Le 21 février dernier, le Master 1 Communication politique et publique en France et en Europe accueillait Fabrice Pozzoli-Montenay (@FPM_Paris sur Twitter).
C’est avec sa casquette de Secrétaire de la section française de l’Association des Journalistes Européens (AJE) que Fabrice Pozzoli-Montenay (FPM) assiste à une séance du cours de « Communication de l’Union Européenne ». Il est attentif, participe de temps en temps, mais tâte surtout le terrain et cherche à connaître son futur auditoire. C’est devant lui qu’il va donner un point de vue sur le traitement de l’actualité européenne par les médias, plus particulièrement français. Résumé de sa prestation.
Le rubriquage des sujets européens : un choix difficile
Pour Fabrice Pozzoli-Montenay, mettre l’Europe dans des journaux est un casse-tête permanent pour tous les médias. En effet, de par son contexte transversal, l’actualité européenne casse les règles établies. Par la nature même des sujets évoqués, ses nouvelles peuvent rentrer dans différentes rubriques. Cela peut poser des problèmes dans les rédactions françaises car ces dernières, à l’inverse des britanniques, n’ont pas l’habitude de travailler en équipe et restent attachées à l’image du journaliste solitaire, face à sa copie, signant de sa plume un article rigoureusement écrit. Traiter d’Europe, c’est très souvent traiter d’économie poursuit Fabrice Pozzoli-Montenay. « L’Europe existe avant tout en tant qu’entité économique. » C’est aussi pour cela que la Commission Européenne rappelle régulièrement qu’elle n’intervient pas sur les droits de l’homme, sur la liberté de la presse. La seule entité qui a vocation à traiter des droits de l’homme est le Conseil de l’Europe.

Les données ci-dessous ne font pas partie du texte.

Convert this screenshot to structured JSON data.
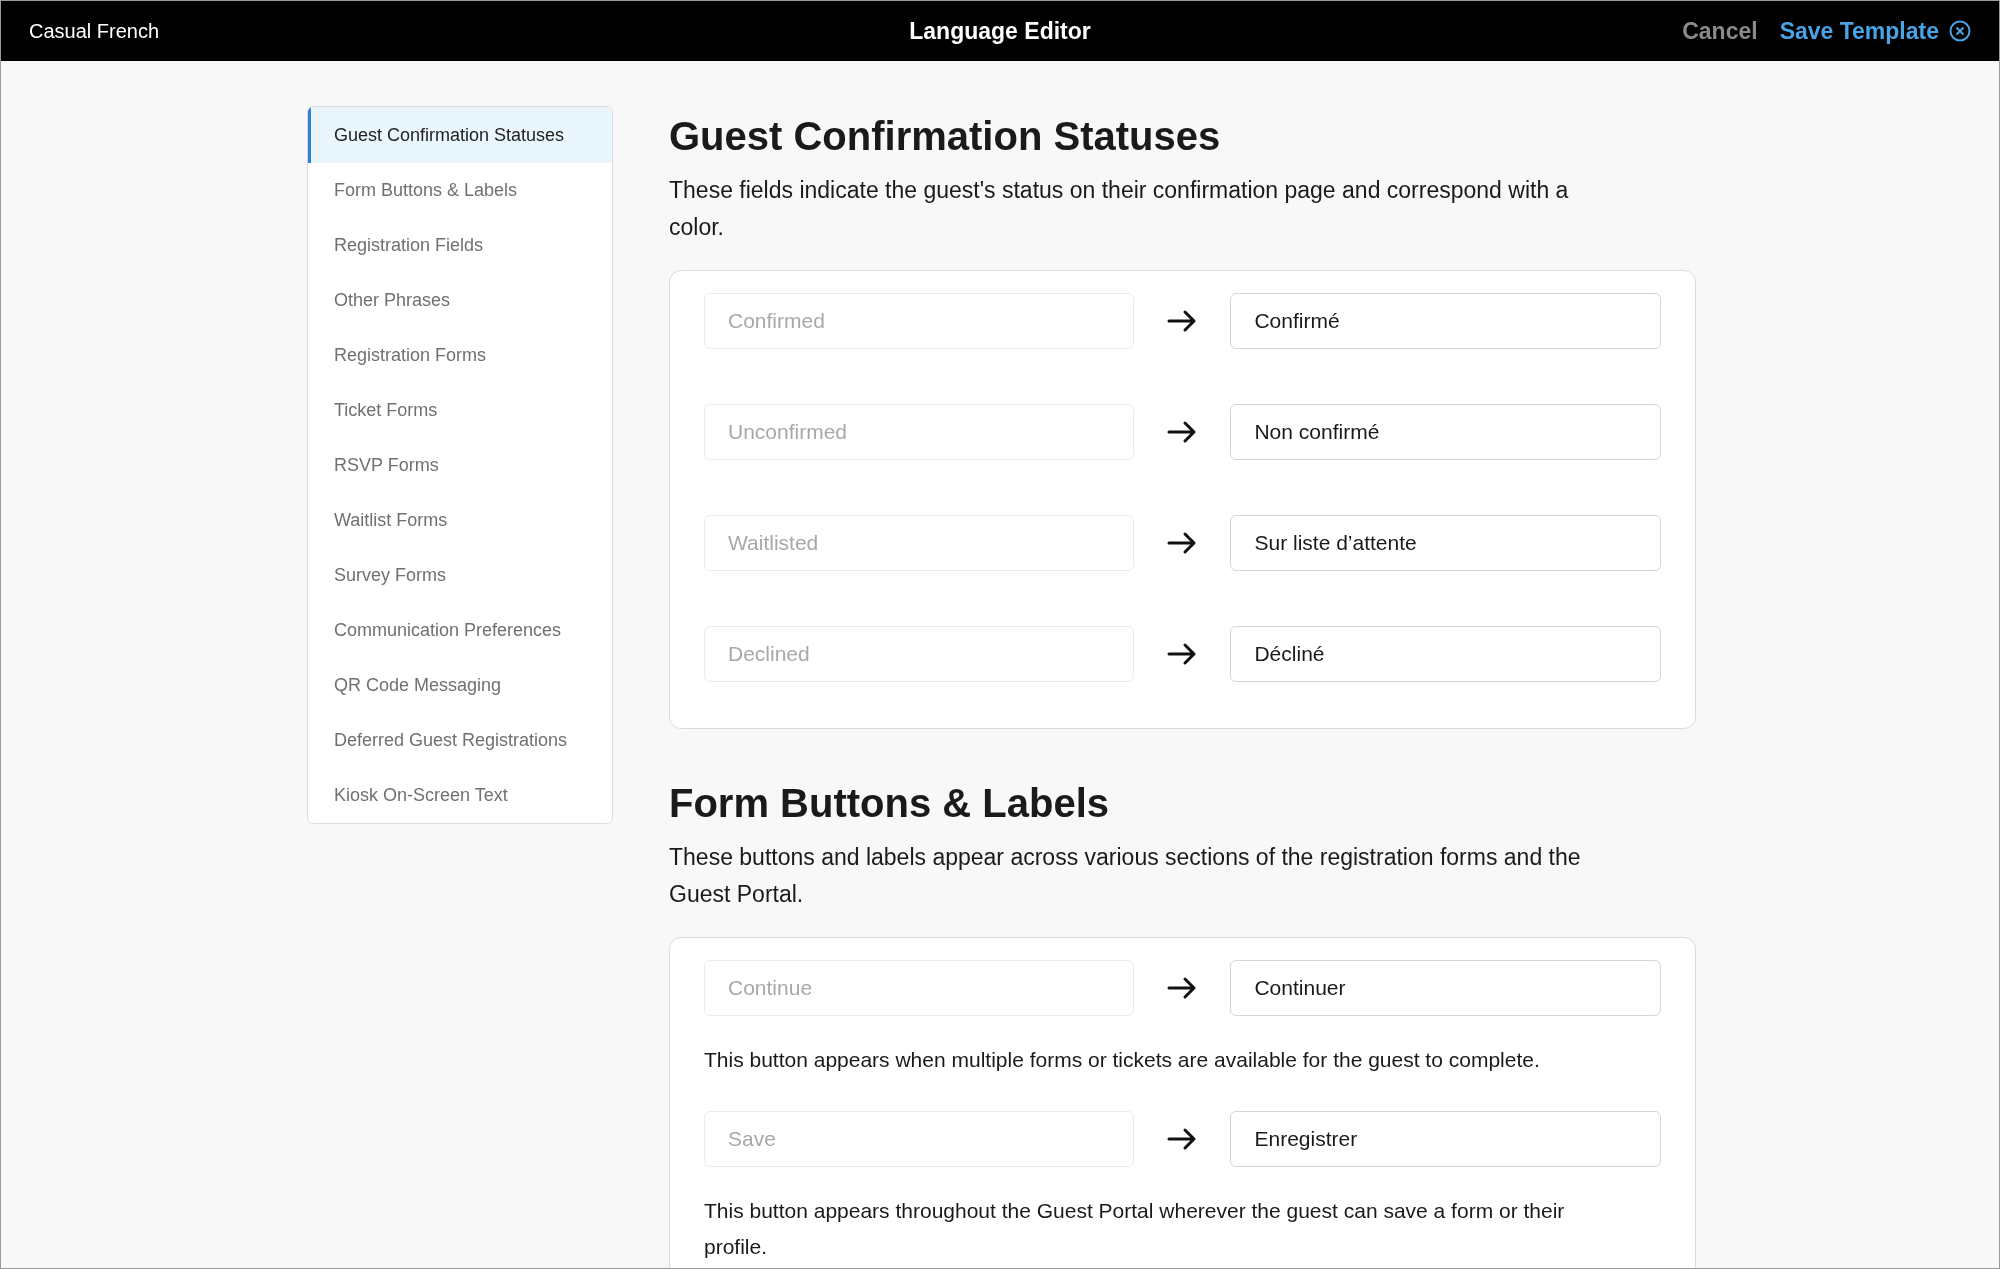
{
  "header": {
    "template_name": "Casual French",
    "title": "Language Editor",
    "cancel": "Cancel",
    "save": "Save Template"
  },
  "sidebar": {
    "items": [
      {
        "label": "Guest Confirmation Statuses",
        "selected": true
      },
      {
        "label": "Form Buttons & Labels",
        "selected": false
      },
      {
        "label": "Registration Fields",
        "selected": false
      },
      {
        "label": "Other Phrases",
        "selected": false
      },
      {
        "label": "Registration Forms",
        "selected": false
      },
      {
        "label": "Ticket Forms",
        "selected": false
      },
      {
        "label": "RSVP Forms",
        "selected": false
      },
      {
        "label": "Waitlist Forms",
        "selected": false
      },
      {
        "label": "Survey Forms",
        "selected": false
      },
      {
        "label": "Communication Preferences",
        "selected": false
      },
      {
        "label": "QR Code Messaging",
        "selected": false
      },
      {
        "label": "Deferred Guest Registrations",
        "selected": false
      },
      {
        "label": "Kiosk On-Screen Text",
        "selected": false
      }
    ]
  },
  "sections": [
    {
      "title": "Guest Confirmation Statuses",
      "description": "These fields indicate the guest's status on their confirmation page and correspond with a color.",
      "rows": [
        {
          "source": "Confirmed",
          "translation": "Confirmé"
        },
        {
          "source": "Unconfirmed",
          "translation": "Non confirmé"
        },
        {
          "source": "Waitlisted",
          "translation": "Sur liste d’attente"
        },
        {
          "source": "Declined",
          "translation": "Décliné"
        }
      ]
    },
    {
      "title": "Form Buttons & Labels",
      "description": "These buttons and labels appear across various sections of the registration forms and the Guest Portal.",
      "rows": [
        {
          "source": "Continue",
          "translation": "Continuer",
          "note": "This button appears when multiple forms or tickets are available for the guest to complete."
        },
        {
          "source": "Save",
          "translation": "Enregistrer",
          "note": "This button appears throughout the Guest Portal wherever the guest can save a form or their profile."
        }
      ]
    }
  ]
}
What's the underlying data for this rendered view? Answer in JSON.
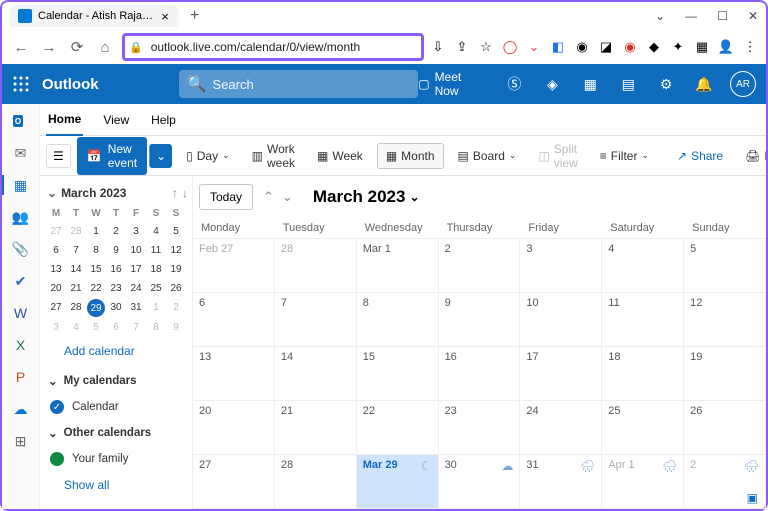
{
  "browser": {
    "tab_title": "Calendar - Atish Rajasekharan - ",
    "url": "outlook.live.com/calendar/0/view/month"
  },
  "header": {
    "brand": "Outlook",
    "search_placeholder": "Search",
    "meet_now": "Meet Now",
    "avatar_initials": "AR"
  },
  "tabs": {
    "home": "Home",
    "view": "View",
    "help": "Help"
  },
  "toolbar": {
    "new_event": "New event",
    "day": "Day",
    "workweek": "Work week",
    "week": "Week",
    "month": "Month",
    "board": "Board",
    "splitview": "Split view",
    "filter": "Filter",
    "share": "Share",
    "print": "Print"
  },
  "sidebar": {
    "month_label": "March 2023",
    "add_calendar": "Add calendar",
    "my_calendars": "My calendars",
    "calendar": "Calendar",
    "other_calendars": "Other calendars",
    "your_family": "Your family",
    "show_all": "Show all",
    "day_headers": [
      "M",
      "T",
      "W",
      "T",
      "F",
      "S",
      "S"
    ],
    "mini_grid": [
      [
        {
          "d": "27",
          "o": true
        },
        {
          "d": "28",
          "o": true
        },
        {
          "d": "1"
        },
        {
          "d": "2"
        },
        {
          "d": "3"
        },
        {
          "d": "4"
        },
        {
          "d": "5"
        }
      ],
      [
        {
          "d": "6"
        },
        {
          "d": "7"
        },
        {
          "d": "8"
        },
        {
          "d": "9"
        },
        {
          "d": "10"
        },
        {
          "d": "11"
        },
        {
          "d": "12"
        }
      ],
      [
        {
          "d": "13"
        },
        {
          "d": "14"
        },
        {
          "d": "15"
        },
        {
          "d": "16"
        },
        {
          "d": "17"
        },
        {
          "d": "18"
        },
        {
          "d": "19"
        }
      ],
      [
        {
          "d": "20"
        },
        {
          "d": "21"
        },
        {
          "d": "22"
        },
        {
          "d": "23"
        },
        {
          "d": "24"
        },
        {
          "d": "25"
        },
        {
          "d": "26"
        }
      ],
      [
        {
          "d": "27"
        },
        {
          "d": "28"
        },
        {
          "d": "29",
          "today": true
        },
        {
          "d": "30"
        },
        {
          "d": "31"
        },
        {
          "d": "1",
          "o": true
        },
        {
          "d": "2",
          "o": true
        }
      ],
      [
        {
          "d": "3",
          "o": true
        },
        {
          "d": "4",
          "o": true
        },
        {
          "d": "5",
          "o": true
        },
        {
          "d": "6",
          "o": true
        },
        {
          "d": "7",
          "o": true
        },
        {
          "d": "8",
          "o": true
        },
        {
          "d": "9",
          "o": true
        }
      ]
    ]
  },
  "month_view": {
    "today": "Today",
    "title": "March 2023",
    "day_headers": [
      "Monday",
      "Tuesday",
      "Wednesday",
      "Thursday",
      "Friday",
      "Saturday",
      "Sunday"
    ],
    "weeks": [
      [
        {
          "label": "Feb 27",
          "o": true
        },
        {
          "label": "28",
          "o": true
        },
        {
          "label": "Mar 1"
        },
        {
          "label": "2"
        },
        {
          "label": "3"
        },
        {
          "label": "4"
        },
        {
          "label": "5"
        }
      ],
      [
        {
          "label": "6"
        },
        {
          "label": "7"
        },
        {
          "label": "8"
        },
        {
          "label": "9"
        },
        {
          "label": "10"
        },
        {
          "label": "11"
        },
        {
          "label": "12"
        }
      ],
      [
        {
          "label": "13"
        },
        {
          "label": "14"
        },
        {
          "label": "15"
        },
        {
          "label": "16"
        },
        {
          "label": "17"
        },
        {
          "label": "18"
        },
        {
          "label": "19"
        }
      ],
      [
        {
          "label": "20"
        },
        {
          "label": "21"
        },
        {
          "label": "22"
        },
        {
          "label": "23"
        },
        {
          "label": "24"
        },
        {
          "label": "25"
        },
        {
          "label": "26"
        }
      ],
      [
        {
          "label": "27"
        },
        {
          "label": "28"
        },
        {
          "label": "Mar 29",
          "today": true,
          "weather": "moon"
        },
        {
          "label": "30",
          "weather": "cloud"
        },
        {
          "label": "31",
          "weather": "rain"
        },
        {
          "label": "Apr 1",
          "o": true,
          "weather": "rain"
        },
        {
          "label": "2",
          "o": true,
          "weather": "rain"
        }
      ]
    ]
  }
}
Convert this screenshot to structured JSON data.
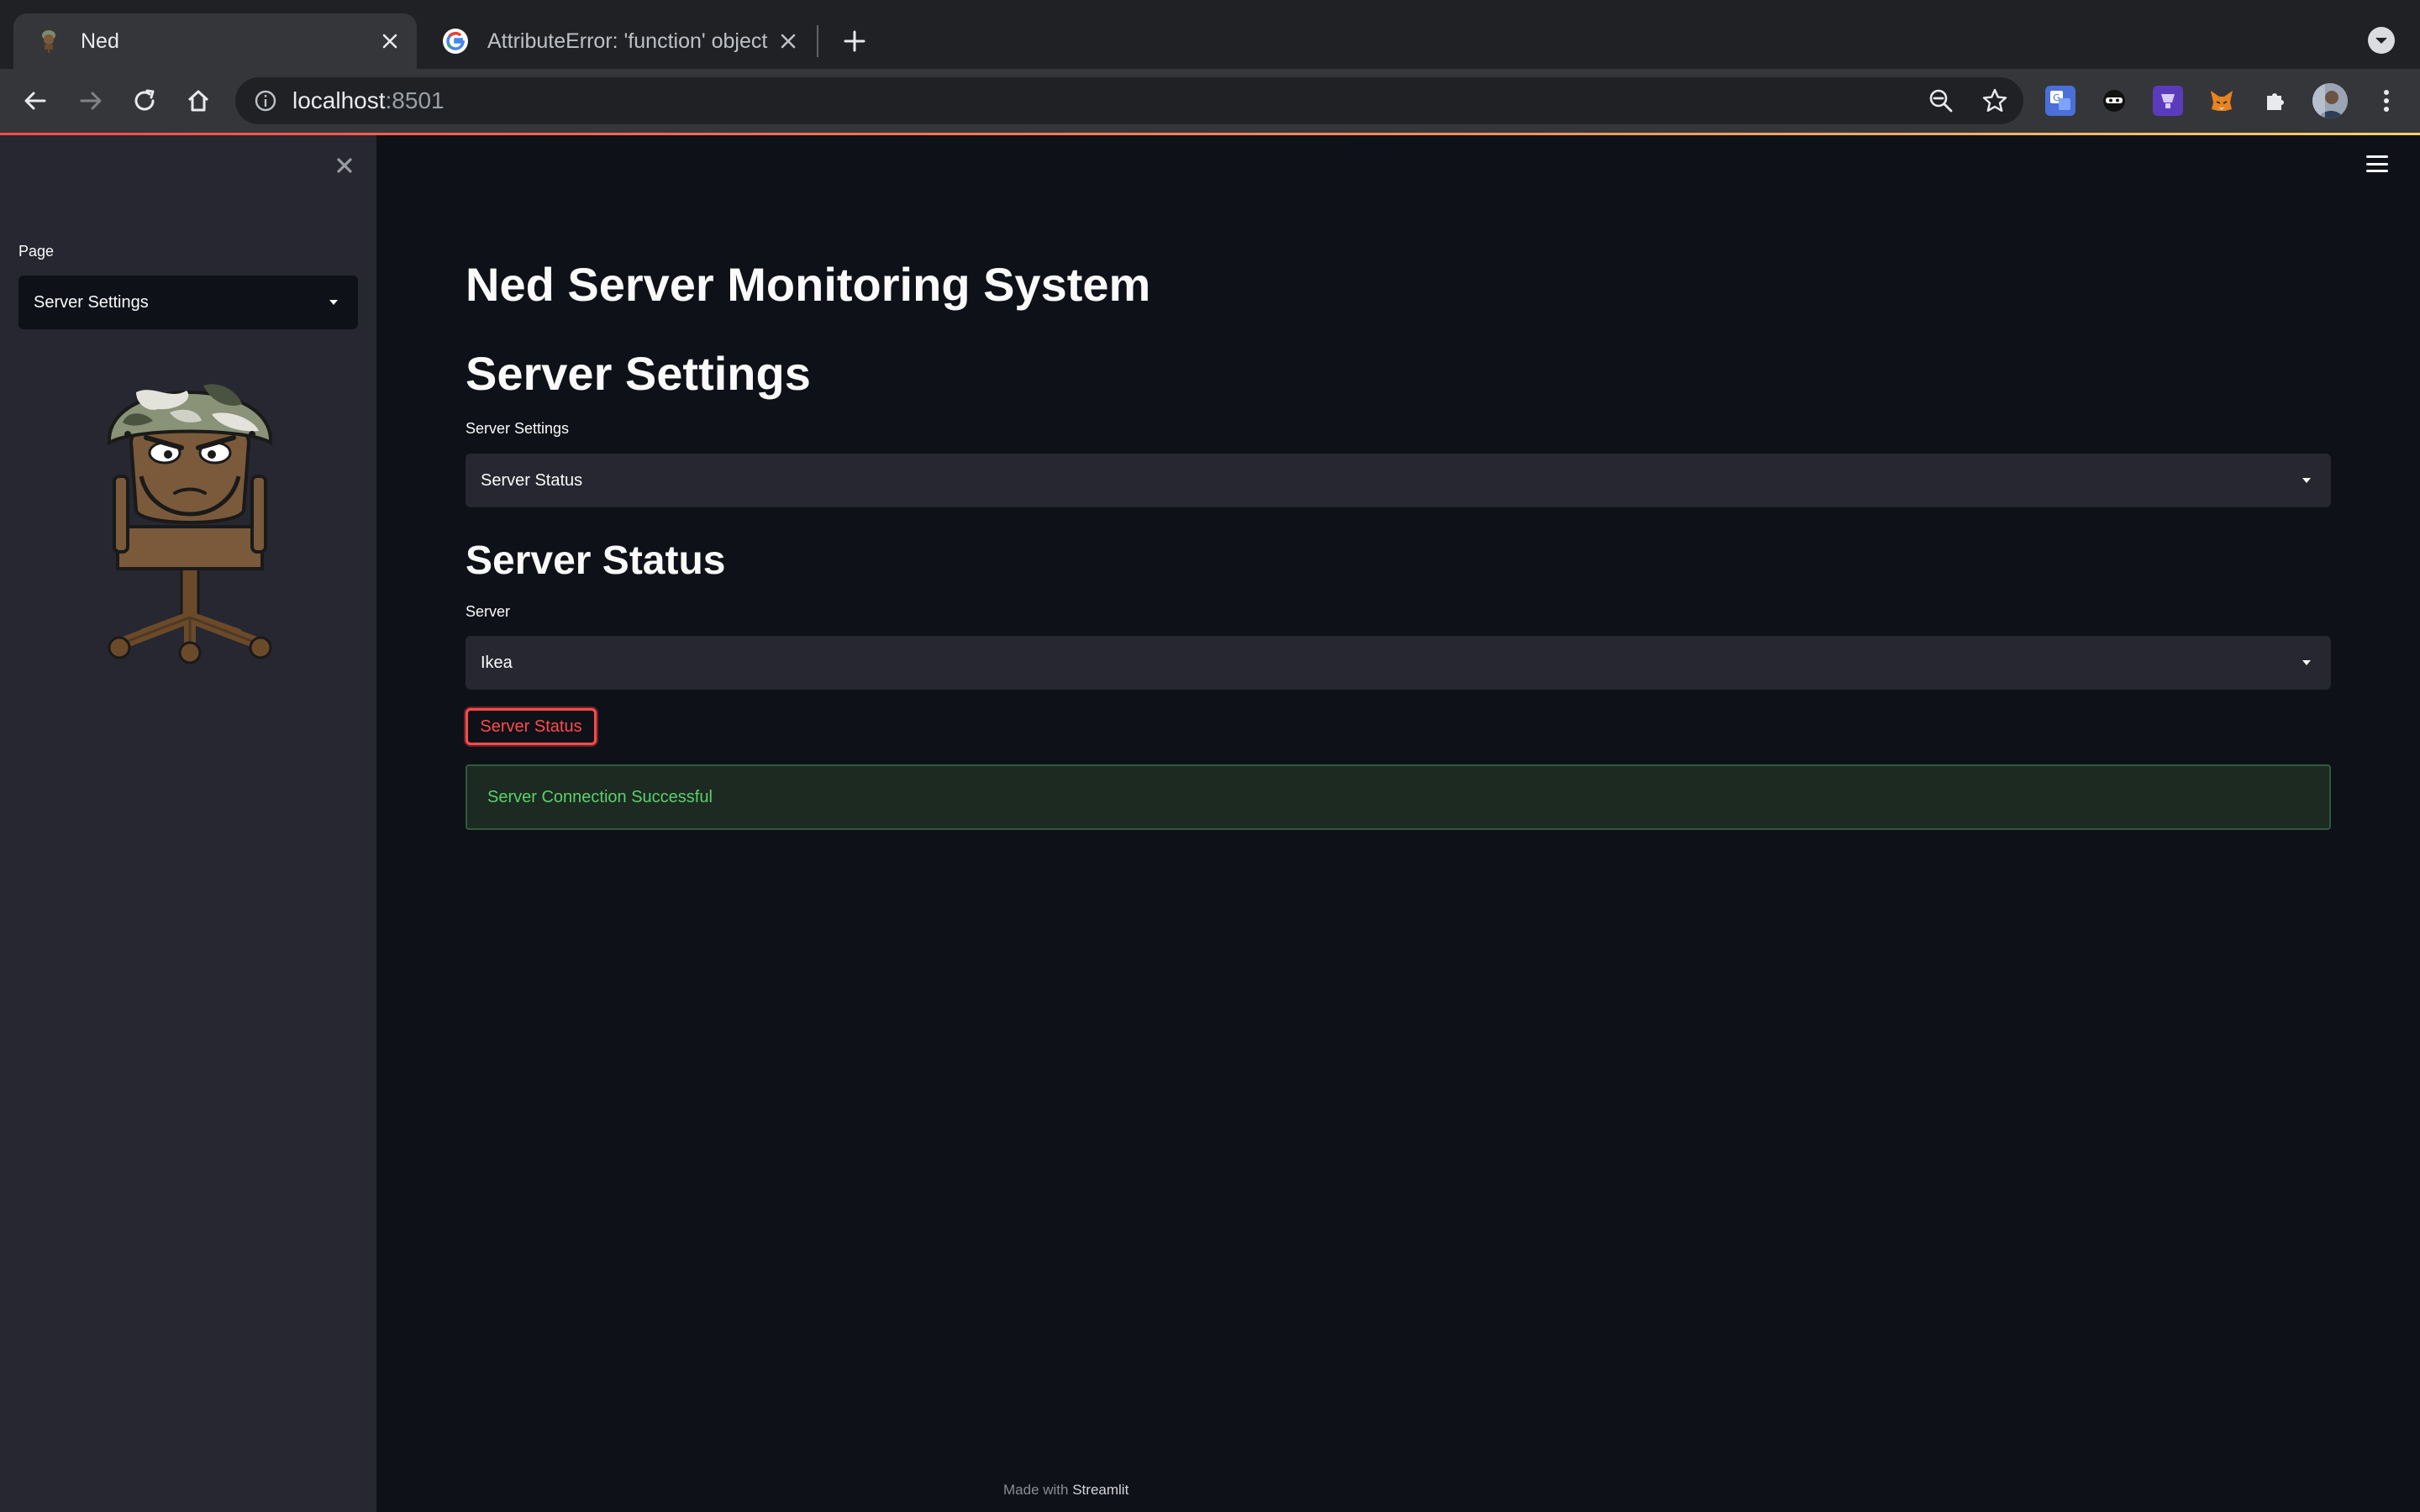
{
  "browser": {
    "tabs": [
      {
        "title": "Ned",
        "active": true
      },
      {
        "title": "AttributeError: 'function' object",
        "active": false
      }
    ],
    "url_host": "localhost",
    "url_port": ":8501",
    "extensions": [
      "translate-extension-icon",
      "ninja-extension-icon",
      "purple-extension-icon",
      "fox-wallet-extension-icon",
      "puzzle-icon",
      "profile-avatar"
    ]
  },
  "sidebar": {
    "page_label": "Page",
    "page_value": "Server Settings"
  },
  "main": {
    "title": "Ned Server Monitoring System",
    "section_title": "Server Settings",
    "settings_label": "Server Settings",
    "settings_value": "Server Status",
    "subsection_title": "Server Status",
    "server_label": "Server",
    "server_value": "Ikea",
    "status_button": "Server Status",
    "alert_text": "Server Connection Successful"
  },
  "footer": {
    "prefix": "Made with",
    "brand": "Streamlit"
  },
  "colors": {
    "accent": "#ff4b4b",
    "success_text": "#5ad16a",
    "success_bg": "#1c2a22",
    "background": "#0e1117",
    "sidebar": "#262730"
  }
}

L’information à la française
En s’appuyant sur les exemples donnés par Fabrice Pozzoli-Montenay, on peut constater que la France a un style bien à elle dans son traitement de l’actualité européenne. Ainsi, au sein de l’hebdomadaire Marianne, lorsque l’interdiction de fumer est apparue dans les sujets à traiter, une partie de la rédaction affirmait que cela reposait sur une décision de l’Union Européenne. Un rédacteur du magazine est alors allé voir le rédacteur en chef pour lui expliquer que l’Europe n’avait rien à voir dans cette décision, mais ce dernier a quand même décidé de blâmer l’UE dans un billet paru dans l’hebdomadaire.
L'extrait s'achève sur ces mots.